What Was Wrong With v1
check the old version here: WhatsApp expense automation
v1 was an “all-in-one” service: WhatsApp session management, message parsing, OCR/AI calls, and Google Sheets writes lived in a single Node runtime. That meant:
- Chromium as a hard dependency (fragile, slow to start, high RAM usage).
- Single point of failure (one crash takes everything down).
- Tight coupling between WhatsApp ingestion and business logic.
- Operational friction for updates, restarts, and debugging.
What Changed In v2
v2 separates responsibilities:
- GoWA (connector): maintains WhatsApp connectivity and emits events.
- Go listener + parser (this project): receives webhooks, evaluates conditions, parses chat/media, and syncs to Google Sheets.
- Webhook contract: both services communicate via HTTP webhooks (inbound events + outbound actions/acks).
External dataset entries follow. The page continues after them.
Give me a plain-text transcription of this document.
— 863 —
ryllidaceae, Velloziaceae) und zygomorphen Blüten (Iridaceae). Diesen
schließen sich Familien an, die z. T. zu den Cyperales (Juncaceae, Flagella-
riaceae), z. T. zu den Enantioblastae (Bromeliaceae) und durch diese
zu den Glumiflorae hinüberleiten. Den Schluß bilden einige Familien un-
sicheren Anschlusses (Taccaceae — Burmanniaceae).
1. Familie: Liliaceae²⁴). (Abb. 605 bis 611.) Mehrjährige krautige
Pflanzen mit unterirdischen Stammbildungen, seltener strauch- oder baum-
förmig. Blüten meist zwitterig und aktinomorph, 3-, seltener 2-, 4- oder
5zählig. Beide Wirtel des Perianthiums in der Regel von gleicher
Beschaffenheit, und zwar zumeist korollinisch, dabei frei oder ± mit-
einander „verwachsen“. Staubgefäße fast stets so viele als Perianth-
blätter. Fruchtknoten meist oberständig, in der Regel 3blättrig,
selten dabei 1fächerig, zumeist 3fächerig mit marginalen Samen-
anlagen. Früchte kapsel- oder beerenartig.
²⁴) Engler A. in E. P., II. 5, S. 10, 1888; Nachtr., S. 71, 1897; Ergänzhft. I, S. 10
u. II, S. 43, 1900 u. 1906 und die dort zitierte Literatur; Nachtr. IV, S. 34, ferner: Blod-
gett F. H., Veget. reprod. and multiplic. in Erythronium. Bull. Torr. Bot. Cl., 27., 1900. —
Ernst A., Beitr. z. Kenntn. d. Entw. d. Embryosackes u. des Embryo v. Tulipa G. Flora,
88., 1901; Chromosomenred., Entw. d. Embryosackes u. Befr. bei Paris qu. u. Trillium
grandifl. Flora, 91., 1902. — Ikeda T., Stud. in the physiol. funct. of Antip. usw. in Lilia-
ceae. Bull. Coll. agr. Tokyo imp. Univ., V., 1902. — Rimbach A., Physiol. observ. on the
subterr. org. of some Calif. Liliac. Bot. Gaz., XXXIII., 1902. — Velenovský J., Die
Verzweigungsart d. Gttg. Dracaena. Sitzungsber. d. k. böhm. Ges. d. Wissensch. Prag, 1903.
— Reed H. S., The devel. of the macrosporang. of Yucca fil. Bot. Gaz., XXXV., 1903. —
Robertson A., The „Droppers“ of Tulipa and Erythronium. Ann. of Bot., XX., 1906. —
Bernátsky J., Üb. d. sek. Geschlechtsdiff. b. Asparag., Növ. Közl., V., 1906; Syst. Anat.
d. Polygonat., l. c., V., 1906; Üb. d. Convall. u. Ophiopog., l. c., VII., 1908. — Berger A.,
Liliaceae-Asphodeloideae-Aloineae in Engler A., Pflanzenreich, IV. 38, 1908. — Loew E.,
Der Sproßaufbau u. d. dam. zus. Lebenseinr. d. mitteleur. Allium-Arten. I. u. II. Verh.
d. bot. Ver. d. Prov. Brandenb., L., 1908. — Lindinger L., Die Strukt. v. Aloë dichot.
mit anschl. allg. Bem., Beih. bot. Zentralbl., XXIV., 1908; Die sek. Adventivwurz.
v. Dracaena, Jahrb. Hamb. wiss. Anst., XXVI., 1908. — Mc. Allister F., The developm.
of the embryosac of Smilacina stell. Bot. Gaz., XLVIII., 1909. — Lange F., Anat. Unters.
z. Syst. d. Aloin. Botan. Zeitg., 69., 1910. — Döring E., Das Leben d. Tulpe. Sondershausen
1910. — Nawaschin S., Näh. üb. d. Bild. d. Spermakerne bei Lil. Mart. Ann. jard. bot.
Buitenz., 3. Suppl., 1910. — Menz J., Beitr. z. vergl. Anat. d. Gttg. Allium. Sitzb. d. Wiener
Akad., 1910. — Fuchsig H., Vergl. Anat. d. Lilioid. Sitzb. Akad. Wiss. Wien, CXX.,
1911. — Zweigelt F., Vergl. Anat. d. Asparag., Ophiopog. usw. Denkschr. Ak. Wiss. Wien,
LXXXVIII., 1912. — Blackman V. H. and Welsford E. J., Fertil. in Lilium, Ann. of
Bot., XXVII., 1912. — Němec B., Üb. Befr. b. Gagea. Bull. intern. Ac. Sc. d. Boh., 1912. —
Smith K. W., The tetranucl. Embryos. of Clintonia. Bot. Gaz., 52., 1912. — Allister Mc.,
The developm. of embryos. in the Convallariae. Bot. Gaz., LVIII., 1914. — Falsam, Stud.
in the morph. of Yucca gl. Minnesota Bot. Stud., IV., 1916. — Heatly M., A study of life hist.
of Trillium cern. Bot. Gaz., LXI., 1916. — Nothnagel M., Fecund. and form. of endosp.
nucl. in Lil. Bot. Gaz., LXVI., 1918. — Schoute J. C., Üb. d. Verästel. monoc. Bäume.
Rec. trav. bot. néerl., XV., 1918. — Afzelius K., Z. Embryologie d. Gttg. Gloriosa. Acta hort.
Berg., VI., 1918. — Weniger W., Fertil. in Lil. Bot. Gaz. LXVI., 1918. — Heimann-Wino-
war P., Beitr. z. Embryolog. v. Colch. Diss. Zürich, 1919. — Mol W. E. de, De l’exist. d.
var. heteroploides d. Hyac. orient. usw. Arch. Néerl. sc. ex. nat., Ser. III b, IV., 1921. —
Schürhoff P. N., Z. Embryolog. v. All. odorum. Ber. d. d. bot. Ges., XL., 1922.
This keeps the WhatsApp transport layer and the business logic independent, making the whole pipeline easier to maintain.
Key Improvements
- No browser automation: removes Puppeteer/Headless Chrome from the runtime entirely.
- Lean resource profile: better fit for always-on deployment in a home lab.
- Clear boundaries: connector vs. app logic, with webhooks as the interface.
- Safer execution: the listener only runs when conditions match (e.g., allowed chats, commands, or message types).
Runtime Impact (Real Observability)
Reflection
The biggest takeaway from this rewrite was that architecture is a feature. The user experience stays the same—“log expenses by chatting”—but the system behind it is now built to be run continuously, observed, and improved without fighting its own dependencies.